The corn crush spread - the cost difference between a gallon of ethanol and corn to make it - was 16 cents a gallon as of May 31, compared with a minus 35 cents on Dec. 31, data compiled by Bloomberg show.

One bushel of corn makes at least 2.75 gallons of the renewable fuel. Ethanol is blended with gasoline as part of a 2007 U.S. energy law known as the Renewable Fuels Standard, which calls for refiners to use 13.8 billion gallons of the fuel this year and 14.4 billion in 2014. Ethanol is typically sold in a combination known as E-10, with 10 percent of the mix made up of the biofuel and the rest gasoline.

Denatured ethanol for July delivery rose 3 cents, or 1.2 percent, to $2.461 a gallon on the Chicago Board of Trade, leaving prices up 12 percent for the year, for now the best since a 17 percent gain in 2011. The crush spread was 12 cents a gallon.

Production in the week ending June 7 was 884,000 barrels a day, up 15 percent from the record-low 770,000 barrels a day in January, a report from the Energy Information Administration, the statistical arm of the U.S. Energy Department’s, showed Wednesday.

The U.S. is projected to have a record corn harvest of 14 billion bushels in 2013, up from 10.8 billion in 2012, the U.S. Department of Agriculture said in a report Wednesday.

If realized, the department’s corn estimate probably will translate into higher ethanol production, Jim Damask, a trader at StarFuels Inc., in Jupiter, Fla., said last week in a phone interview.

“Now we have more corn than we know what to do with, and that eliminates a lot of fears for these ethanol buyers,” Damask said.

Southwest Georgia Ethanol LLC said on June 10 that it restarted production at its distillery in Camilla, Ga., because of cheaper manufacturing costs.

Poet LLC, the second-biggest U.S. ethanol producer, said in April that it resumed operations at its plant in Macon, Mo., and Valero Energy Corp., the third-biggest maker of the fuel, restarted output at its distillery in Linden, Ind., in March.

East-Kansas Agri-Energy LLC is considering reopening its plant in Garnett, Kan., after the harvest in September, Doug Sommer, the mill’s manager said Wednesday.

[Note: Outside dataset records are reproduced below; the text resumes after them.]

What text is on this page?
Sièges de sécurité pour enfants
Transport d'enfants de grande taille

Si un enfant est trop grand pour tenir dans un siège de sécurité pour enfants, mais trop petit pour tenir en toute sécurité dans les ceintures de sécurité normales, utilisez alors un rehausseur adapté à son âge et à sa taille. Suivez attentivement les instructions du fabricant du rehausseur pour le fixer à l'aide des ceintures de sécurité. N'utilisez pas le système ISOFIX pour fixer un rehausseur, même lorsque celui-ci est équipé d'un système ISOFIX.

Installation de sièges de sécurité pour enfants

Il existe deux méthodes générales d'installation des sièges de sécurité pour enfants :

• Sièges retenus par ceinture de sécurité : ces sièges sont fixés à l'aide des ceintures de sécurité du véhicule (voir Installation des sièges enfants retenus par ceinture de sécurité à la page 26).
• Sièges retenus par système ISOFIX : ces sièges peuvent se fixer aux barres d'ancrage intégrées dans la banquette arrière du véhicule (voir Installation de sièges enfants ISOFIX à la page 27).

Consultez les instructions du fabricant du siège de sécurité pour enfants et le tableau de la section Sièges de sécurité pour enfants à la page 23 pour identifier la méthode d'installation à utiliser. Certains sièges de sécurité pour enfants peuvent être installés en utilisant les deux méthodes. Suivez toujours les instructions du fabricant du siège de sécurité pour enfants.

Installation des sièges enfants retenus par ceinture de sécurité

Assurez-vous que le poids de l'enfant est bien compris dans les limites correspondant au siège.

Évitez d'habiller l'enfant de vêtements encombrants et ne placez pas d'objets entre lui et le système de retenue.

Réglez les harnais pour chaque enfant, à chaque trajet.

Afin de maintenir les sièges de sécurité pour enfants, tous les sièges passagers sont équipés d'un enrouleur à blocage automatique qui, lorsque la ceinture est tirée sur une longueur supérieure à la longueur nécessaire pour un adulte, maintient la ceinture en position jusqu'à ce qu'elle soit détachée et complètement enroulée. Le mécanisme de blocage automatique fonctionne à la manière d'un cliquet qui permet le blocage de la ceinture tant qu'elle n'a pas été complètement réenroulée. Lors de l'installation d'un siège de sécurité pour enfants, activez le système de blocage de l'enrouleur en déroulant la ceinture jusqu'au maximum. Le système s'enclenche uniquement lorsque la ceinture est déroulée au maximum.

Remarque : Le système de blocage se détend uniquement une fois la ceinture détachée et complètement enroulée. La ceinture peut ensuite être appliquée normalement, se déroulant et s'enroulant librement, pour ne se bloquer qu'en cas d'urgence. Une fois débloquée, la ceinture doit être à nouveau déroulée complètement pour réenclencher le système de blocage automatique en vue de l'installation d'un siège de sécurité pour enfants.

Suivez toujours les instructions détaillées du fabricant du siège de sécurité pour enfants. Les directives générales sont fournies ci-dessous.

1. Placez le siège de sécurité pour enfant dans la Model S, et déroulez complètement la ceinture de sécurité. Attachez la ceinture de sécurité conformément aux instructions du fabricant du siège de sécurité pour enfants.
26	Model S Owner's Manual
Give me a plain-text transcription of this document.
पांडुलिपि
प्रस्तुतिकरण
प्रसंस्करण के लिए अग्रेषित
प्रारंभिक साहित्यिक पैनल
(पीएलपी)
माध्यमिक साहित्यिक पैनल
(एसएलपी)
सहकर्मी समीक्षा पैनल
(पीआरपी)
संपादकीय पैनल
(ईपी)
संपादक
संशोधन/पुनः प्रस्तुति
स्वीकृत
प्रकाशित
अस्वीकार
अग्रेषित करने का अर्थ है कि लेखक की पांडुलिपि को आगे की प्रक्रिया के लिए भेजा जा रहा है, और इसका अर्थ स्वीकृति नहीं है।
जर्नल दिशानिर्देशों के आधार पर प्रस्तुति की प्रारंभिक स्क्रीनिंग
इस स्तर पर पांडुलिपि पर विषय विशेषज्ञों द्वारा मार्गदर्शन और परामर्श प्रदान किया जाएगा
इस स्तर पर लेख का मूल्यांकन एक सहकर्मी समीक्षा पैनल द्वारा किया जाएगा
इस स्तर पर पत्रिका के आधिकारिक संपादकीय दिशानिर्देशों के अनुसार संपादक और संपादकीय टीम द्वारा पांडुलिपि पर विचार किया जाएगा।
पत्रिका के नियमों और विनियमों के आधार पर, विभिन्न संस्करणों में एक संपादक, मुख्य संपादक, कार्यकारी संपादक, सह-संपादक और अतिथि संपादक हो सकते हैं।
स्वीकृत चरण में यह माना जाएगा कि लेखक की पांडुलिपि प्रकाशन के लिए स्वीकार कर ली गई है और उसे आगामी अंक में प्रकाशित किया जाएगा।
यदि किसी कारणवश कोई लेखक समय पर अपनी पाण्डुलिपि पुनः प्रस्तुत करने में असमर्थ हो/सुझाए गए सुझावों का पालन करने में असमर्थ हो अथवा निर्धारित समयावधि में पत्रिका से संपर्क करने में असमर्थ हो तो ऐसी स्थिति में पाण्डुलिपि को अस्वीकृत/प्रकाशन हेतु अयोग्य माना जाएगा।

Gasoline demand in the week ending June 7 averaged 8.65 million barrels a day, down from 9.13 million a year earlier and the lowest for this time of the year since 2003, Energy Information Administration data showed.

With the attraction of higher prices through May, imports have averaged 17,000 barrels a day so far this year, up from 6,000 a year earlier.

The prospect of increased imports from Brazil has also weighed on ethanol prices, said Dirico. Anhydrous ethanol in Sao Paulo cost $2.33 a gallon in the week ending June 7, according to data compiled by Bloomberg.

“If we keep on getting a lot of imports and blending doesn’t pick up, this could be an ugly story,” Dirico said.